Politiques et capacité institutionnelle

Chapin et al. (2006) et Ford et al. (2007) ont recommandé des politiques d'adaptation visant à soutenir divers aspects de la résilience au sein des collectivités et des secteurs nordiques. Il s'agit notamment, entre autres, d'assurer la souplesse des régimes de gestion des ressources (p. ex., Adger, 2003), de soutenir l'enseignement structuré des compétences et des connaissances traditionnelles, et d'apporter un soutien économique au maintien des modes de vie traditionnel et de subsistance (p. ex., Ford et al., 2007).

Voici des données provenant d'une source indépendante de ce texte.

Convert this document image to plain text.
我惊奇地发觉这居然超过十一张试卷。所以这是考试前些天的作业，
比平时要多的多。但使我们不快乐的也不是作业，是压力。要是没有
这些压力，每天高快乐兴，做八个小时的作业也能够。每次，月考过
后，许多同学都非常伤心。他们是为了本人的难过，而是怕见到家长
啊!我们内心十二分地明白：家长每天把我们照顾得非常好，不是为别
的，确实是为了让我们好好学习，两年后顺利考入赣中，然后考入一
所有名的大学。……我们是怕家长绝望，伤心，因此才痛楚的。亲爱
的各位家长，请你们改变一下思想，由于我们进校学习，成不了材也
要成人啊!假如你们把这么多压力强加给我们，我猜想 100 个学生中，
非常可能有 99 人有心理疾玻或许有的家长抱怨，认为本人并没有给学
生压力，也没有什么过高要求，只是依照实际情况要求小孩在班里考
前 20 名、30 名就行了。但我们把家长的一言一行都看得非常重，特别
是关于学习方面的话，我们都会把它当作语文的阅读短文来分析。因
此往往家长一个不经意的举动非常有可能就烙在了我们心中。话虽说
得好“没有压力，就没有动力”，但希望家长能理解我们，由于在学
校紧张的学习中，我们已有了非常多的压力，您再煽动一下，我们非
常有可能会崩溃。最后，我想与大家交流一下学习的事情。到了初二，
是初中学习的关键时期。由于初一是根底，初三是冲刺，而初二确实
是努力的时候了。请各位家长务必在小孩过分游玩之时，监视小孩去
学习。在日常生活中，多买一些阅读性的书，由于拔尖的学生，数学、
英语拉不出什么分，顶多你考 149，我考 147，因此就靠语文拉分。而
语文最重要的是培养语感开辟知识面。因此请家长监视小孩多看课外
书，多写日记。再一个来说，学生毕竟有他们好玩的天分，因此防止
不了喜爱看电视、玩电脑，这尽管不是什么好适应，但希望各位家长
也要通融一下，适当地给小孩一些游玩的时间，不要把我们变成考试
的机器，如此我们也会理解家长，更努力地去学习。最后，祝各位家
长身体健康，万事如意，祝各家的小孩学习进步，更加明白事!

Ces auteurs insistent en outre sur l'enseignement et le développement de compétences qui permettront aux résidents du Nord d'être mieux préparés pour s'adapter à l'évolution accélérée du milieu social, économique et physique du Nord, et à pouvoir en tirer profit (p. ex., Berger, 2006).

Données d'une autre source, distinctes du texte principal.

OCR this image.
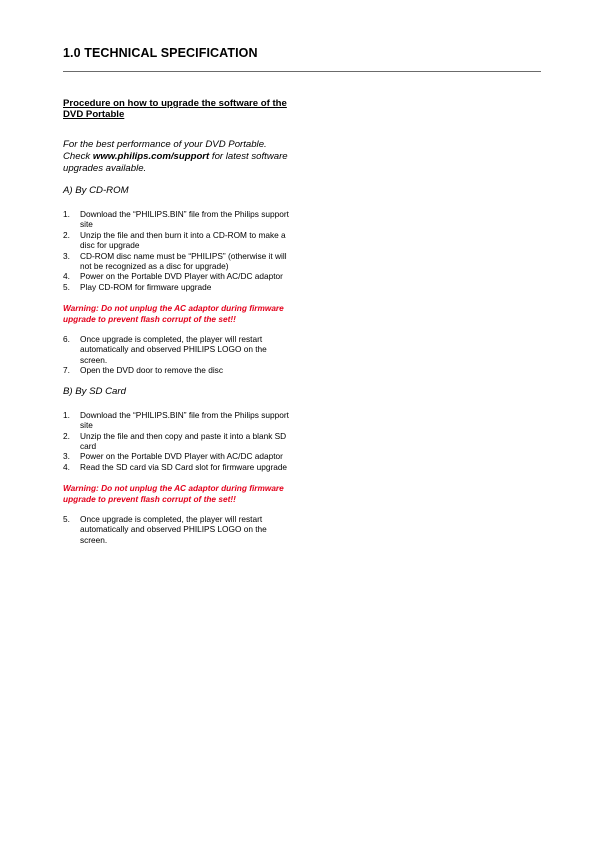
1.0 TECHNICAL SPECIFICATION

Procedure on how to upgrade the software of the DVD Portable

For the best performance of your DVD Portable. Check www.philips.com/support for latest software upgrades available.

A) By CD-ROM

1.	Download the “PHILIPS.BIN” file from the Philips support site
2.	Unzip the file and then burn it into a CD-ROM to make a disc for upgrade
3.	CD-ROM disc name must be “PHILIPS” (otherwise it will not be recognized as a disc for upgrade)
4.	Power on the Portable DVD Player with AC/DC adaptor
5.	Play CD-ROM for firmware upgrade

Warning: Do not unplug the AC adaptor during firmware upgrade to prevent flash corrupt of the set!!

6.	Once upgrade is completed, the player will restart automatically and observed PHILIPS LOGO on the screen.
7.	Open the DVD door to remove the disc

B) By SD Card

1.	Download the “PHILIPS.BIN” file from the Philips support site
2.	Unzip the file and then copy and paste it into a blank SD card
3.	Power on the Portable DVD Player with AC/DC adaptor
4.	Read the SD card via SD Card slot for firmware upgrade

Warning: Do not unplug the AC adaptor during firmware upgrade to prevent flash corrupt of the set!!

5.	Once upgrade is completed, the player will restart automatically and observed PHILIPS LOGO on the screen.
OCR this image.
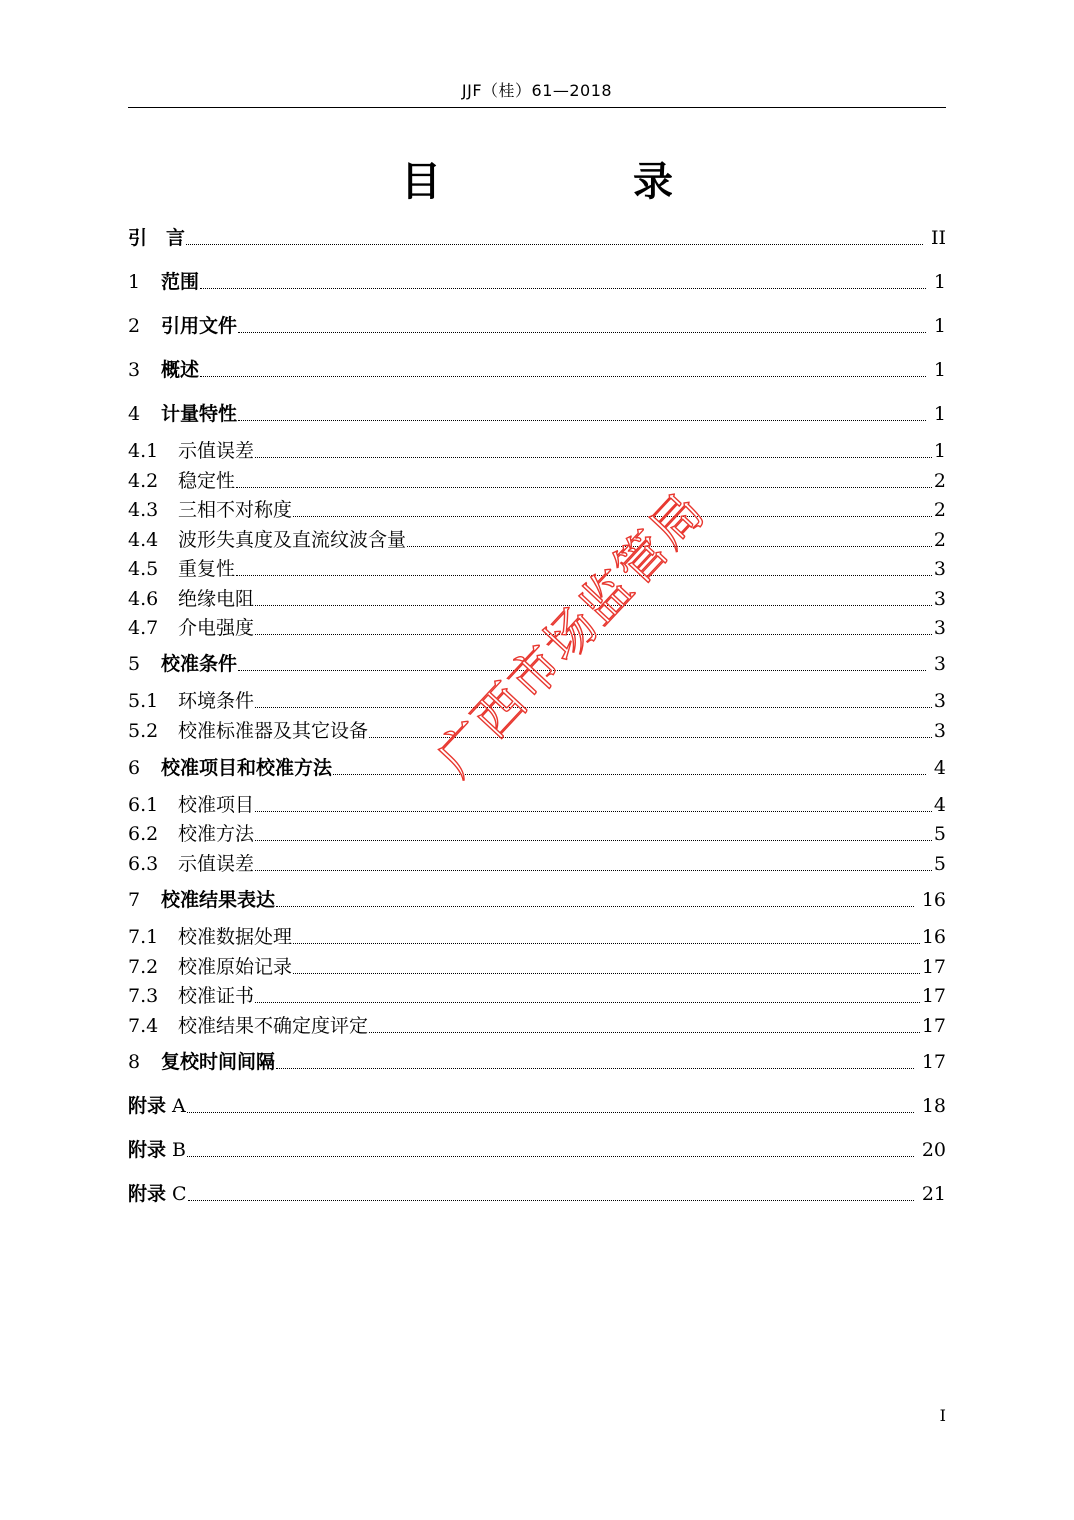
JJF（桂）61—2018
目　录
引　言	II
1	范围	1
2	引用文件	1
3	概述	1
4	计量特性	1
4.1	示值误差	1
4.2	稳定性	2
4.3	三相不对称度	2
4.4	波形失真度及直流纹波含量	2
4.5	重复性	3
4.6	绝缘电阻	3
4.7	介电强度	3
5	校准条件	3
5.1	环境条件	3
5.2	校准标准器及其它设备	3
6	校准项目和校准方法	4
6.1	校准项目	4
6.2	校准方法	5
6.3	示值误差	5
7	校准结果表达	16
7.1	校准数据处理	16
7.2	校准原始记录	17
7.3	校准证书	17
7.4	校准结果不确定度评定	17
8	复校时间间隔	17
附录 A	18
附录 B	20
附录 C	21
广西市场监管局
I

Pour élaborer et mettre en œuvre ce type de politiques, les institutions doivent être sensibilisées à la question et faire preuve de vision. Le mode d'interaction entre les organisations et les individus est particulièrement important, aussi bien dans le secteur public et dans l'ensemble des organisations gouvernementales et non gouvernementales qu'au sein de la société (Adger, 2003; Willems et Baumert, 2003; Berkes et al., 2005). Il existe quelques exemples de la capacité des institutions dans le Nord de faire face au changement climatique. Là où, soit les ministères gouvernementaux et les organisations ont réussi à élaborer et à mettre en place des plans d'adaptation, soit des groupes se sont assuré le concours d'organismes autochtones, de représentants du gouvernement et du public en général en vue d'identifier les problèmes qu'ils ont en commun et les moyens de les résoudre, on constate l'impact que peut avoir la mobilisation des ressources locales, territoriales et régionales. De toute façon, tout indique que la mise en œuvre des politiques et des mesures appropriées ne pourra se faire de façon efficace sans qu'on maintienne et renforce l'expertise en matière de climat, et qu'on crée même de nouvelles dispositions institutionnelles dans divers domaines stratégiques propres au Nord, surtout liés à la sécurité publique et au développement économique. Il est important de viser à avoir recours à la capacité actuelle des institutions d'intégrer les préoccupations climatiques (générales) aux domaines couverts à l'heure actuelle par les politiques et les programmes.